The prime minister and chancellor are ‘holding their nerve’ on spending reductions, and councils must do the same, she said.

‘Austerity is going to be here for another ten years, yet our residents depend on us for hundreds of services, so we need to start saying “we will”, rather than “we can’t”.’

However, she urged Osborne to set out a ‘new deal’ between Whitehall and local places through an extension of the government’s Community Budgets programme.

This would create financial certainty for all public services in a local area, with shared risk and reward between Whitehall and councils in tackling issues such as youth unemployment and growing demands for adult social care. Pilot programmes for the pooled spending initiative, which have included Westminster, showed the possible benefits for both service improvement and cost reduction, she added.

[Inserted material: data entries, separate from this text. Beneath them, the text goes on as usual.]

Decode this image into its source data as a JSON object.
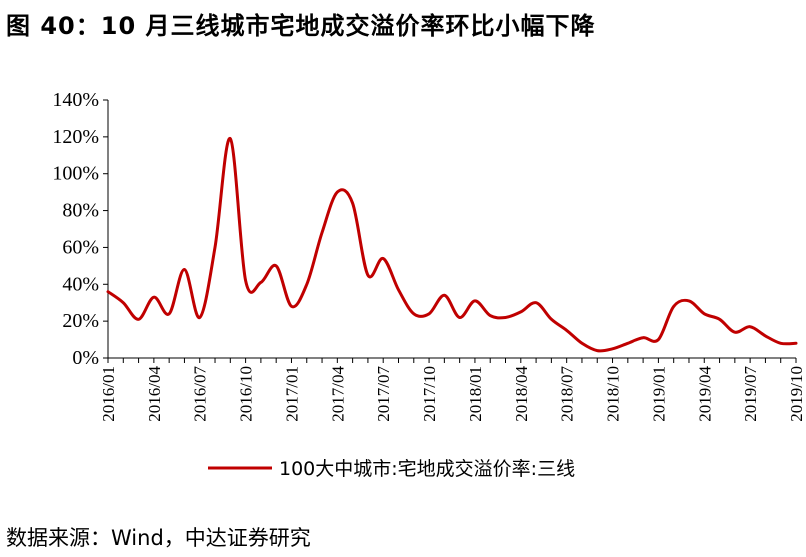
{
  "figure": {
    "title": "图 40：10 月三线城市宅地成交溢价率环比小幅下降",
    "source": "数据来源：Wind，中达证券研究"
  },
  "chart_data": {
    "type": "line",
    "title": "",
    "xlabel": "",
    "ylabel": "",
    "ylim": [
      0,
      140
    ],
    "y_ticks": [
      "0%",
      "20%",
      "40%",
      "60%",
      "80%",
      "100%",
      "120%",
      "140%"
    ],
    "x_tick_labels": [
      "2016/01",
      "2016/04",
      "2016/07",
      "2016/10",
      "2017/01",
      "2017/04",
      "2017/07",
      "2017/10",
      "2018/01",
      "2018/04",
      "2018/07",
      "2018/10",
      "2019/01",
      "2019/04",
      "2019/07",
      "2019/10"
    ],
    "grid": false,
    "legend_position": "bottom",
    "x": [
      "2016/01",
      "2016/02",
      "2016/03",
      "2016/04",
      "2016/05",
      "2016/06",
      "2016/07",
      "2016/08",
      "2016/09",
      "2016/10",
      "2016/11",
      "2016/12",
      "2017/01",
      "2017/02",
      "2017/03",
      "2017/04",
      "2017/05",
      "2017/06",
      "2017/07",
      "2017/08",
      "2017/09",
      "2017/10",
      "2017/11",
      "2017/12",
      "2018/01",
      "2018/02",
      "2018/03",
      "2018/04",
      "2018/05",
      "2018/06",
      "2018/07",
      "2018/08",
      "2018/09",
      "2018/10",
      "2018/11",
      "2018/12",
      "2019/01",
      "2019/02",
      "2019/03",
      "2019/04",
      "2019/05",
      "2019/06",
      "2019/07",
      "2019/08",
      "2019/09",
      "2019/10"
    ],
    "series": [
      {
        "name": "100大中城市:宅地成交溢价率:三线",
        "color": "#c00000",
        "values": [
          36,
          30,
          21,
          33,
          24,
          48,
          22,
          60,
          119,
          42,
          41,
          50,
          28,
          40,
          68,
          90,
          84,
          45,
          54,
          37,
          24,
          24,
          34,
          22,
          31,
          23,
          22,
          25,
          30,
          21,
          15,
          8,
          4,
          5,
          8,
          11,
          10,
          28,
          31,
          24,
          21,
          14,
          17,
          12,
          8,
          8
        ]
      }
    ]
  }
}
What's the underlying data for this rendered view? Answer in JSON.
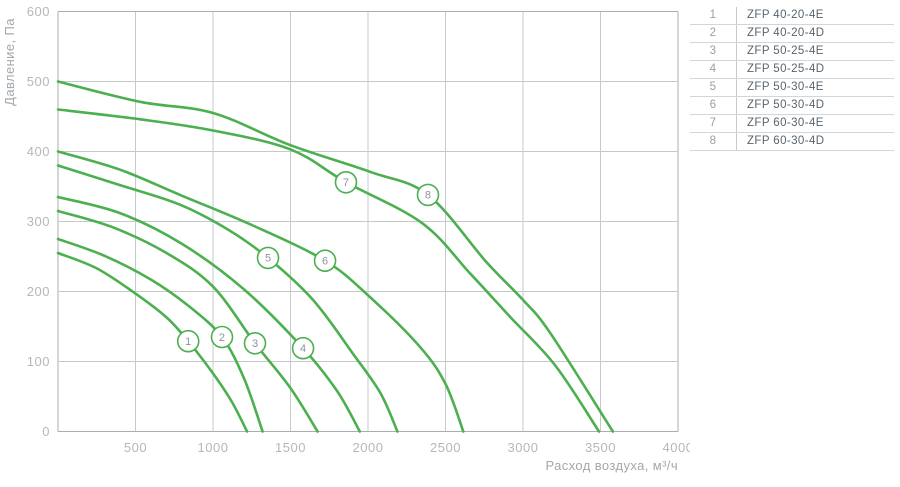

Local Public Service Reform Deals could allow all councils to adopt this approach.‘This way, we can work as one to deliver savings and improved services across every aspect of local life,’ Roe said.

‘With the chancellor’s help, local government doesn’t have to wheel out the begging bowl. It can start a national drive which will bring everyone, from the prime minister to an accident and emergency nurse, together behind one common goal of spending money on places and people, rather than in public service silos.’